Closed alex-costanzino closed 1 year ago
If you are trying to use UFF module, use --use_uff
in your python command.
Besides, I noticed there is a bug in the previous version, using new feature_extractors/features.py
may help you.
Many thanks for the quick reply.
Actually I wasn't trying to use the UFF module, I was trying to follow the steps that you listed on the readme. As far as I understood the training of the UFF it's in the second step (Train the UFF).
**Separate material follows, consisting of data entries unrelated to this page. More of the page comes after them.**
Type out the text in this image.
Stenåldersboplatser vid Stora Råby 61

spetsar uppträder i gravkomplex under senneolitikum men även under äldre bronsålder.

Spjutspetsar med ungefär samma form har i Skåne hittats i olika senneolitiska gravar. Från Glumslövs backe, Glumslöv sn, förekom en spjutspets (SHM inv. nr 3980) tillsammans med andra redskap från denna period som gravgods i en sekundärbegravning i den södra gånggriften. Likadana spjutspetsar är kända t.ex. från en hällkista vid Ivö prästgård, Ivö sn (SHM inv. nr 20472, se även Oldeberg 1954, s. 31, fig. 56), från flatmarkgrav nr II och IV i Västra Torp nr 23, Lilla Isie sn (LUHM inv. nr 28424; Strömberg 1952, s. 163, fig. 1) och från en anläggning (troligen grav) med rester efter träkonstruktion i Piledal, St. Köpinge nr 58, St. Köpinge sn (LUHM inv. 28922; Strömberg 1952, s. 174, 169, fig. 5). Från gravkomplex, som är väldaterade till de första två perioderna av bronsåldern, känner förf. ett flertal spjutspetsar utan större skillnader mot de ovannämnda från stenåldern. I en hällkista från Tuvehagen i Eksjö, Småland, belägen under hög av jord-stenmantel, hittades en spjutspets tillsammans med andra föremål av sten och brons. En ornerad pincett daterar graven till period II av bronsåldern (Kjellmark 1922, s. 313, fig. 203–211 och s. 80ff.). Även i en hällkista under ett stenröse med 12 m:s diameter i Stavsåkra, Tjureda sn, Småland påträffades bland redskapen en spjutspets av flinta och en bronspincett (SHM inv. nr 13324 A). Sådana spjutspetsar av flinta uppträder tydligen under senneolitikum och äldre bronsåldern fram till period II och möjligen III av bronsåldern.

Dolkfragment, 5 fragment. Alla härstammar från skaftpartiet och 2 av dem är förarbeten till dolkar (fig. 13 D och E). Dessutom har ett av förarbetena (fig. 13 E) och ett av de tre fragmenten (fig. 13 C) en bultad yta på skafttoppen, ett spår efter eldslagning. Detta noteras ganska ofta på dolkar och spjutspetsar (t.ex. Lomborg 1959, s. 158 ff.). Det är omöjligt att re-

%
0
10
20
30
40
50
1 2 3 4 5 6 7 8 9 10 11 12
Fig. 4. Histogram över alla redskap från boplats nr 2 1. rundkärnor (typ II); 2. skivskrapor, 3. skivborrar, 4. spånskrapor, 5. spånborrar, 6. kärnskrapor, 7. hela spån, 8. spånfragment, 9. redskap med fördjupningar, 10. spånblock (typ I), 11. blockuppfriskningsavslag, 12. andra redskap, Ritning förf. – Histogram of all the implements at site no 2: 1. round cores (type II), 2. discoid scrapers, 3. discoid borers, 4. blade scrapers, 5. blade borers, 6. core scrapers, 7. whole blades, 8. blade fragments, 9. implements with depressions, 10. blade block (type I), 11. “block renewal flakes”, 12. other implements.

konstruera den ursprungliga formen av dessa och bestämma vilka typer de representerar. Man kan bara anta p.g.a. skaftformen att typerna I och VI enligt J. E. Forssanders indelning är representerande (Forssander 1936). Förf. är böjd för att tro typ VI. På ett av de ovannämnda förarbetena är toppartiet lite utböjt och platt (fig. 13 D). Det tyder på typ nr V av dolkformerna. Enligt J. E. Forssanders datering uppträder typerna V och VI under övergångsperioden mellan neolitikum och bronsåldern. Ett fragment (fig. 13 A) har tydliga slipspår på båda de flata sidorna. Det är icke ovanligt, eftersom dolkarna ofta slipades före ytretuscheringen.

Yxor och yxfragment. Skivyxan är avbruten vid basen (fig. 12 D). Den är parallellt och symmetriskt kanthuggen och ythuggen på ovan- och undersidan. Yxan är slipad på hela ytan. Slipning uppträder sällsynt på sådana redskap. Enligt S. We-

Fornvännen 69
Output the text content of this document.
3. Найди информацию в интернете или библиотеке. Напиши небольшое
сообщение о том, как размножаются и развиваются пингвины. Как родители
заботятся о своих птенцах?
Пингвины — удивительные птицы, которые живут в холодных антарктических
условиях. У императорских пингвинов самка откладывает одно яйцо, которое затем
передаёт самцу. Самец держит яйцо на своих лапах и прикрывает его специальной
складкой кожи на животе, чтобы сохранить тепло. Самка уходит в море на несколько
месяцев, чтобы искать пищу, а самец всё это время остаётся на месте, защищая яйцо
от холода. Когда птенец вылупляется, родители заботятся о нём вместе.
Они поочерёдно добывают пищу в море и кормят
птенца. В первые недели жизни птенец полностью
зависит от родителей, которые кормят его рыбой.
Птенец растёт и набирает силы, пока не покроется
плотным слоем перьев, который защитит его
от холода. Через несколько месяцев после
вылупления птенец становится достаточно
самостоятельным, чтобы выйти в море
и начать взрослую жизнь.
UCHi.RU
By the way, with the new feature.py
I managed to execute the first step, but now I have a problem with the second one (Train the UFF). The stack error is the following:
/home/alex/torch/lib/python3.8/site-packages/torch/distributed/launch.py:178: FutureWarning: The module torch.distributed.launch is deprecated
and will be removed in future. Use torchrun.
Note that --use_env is set by default in torchrun.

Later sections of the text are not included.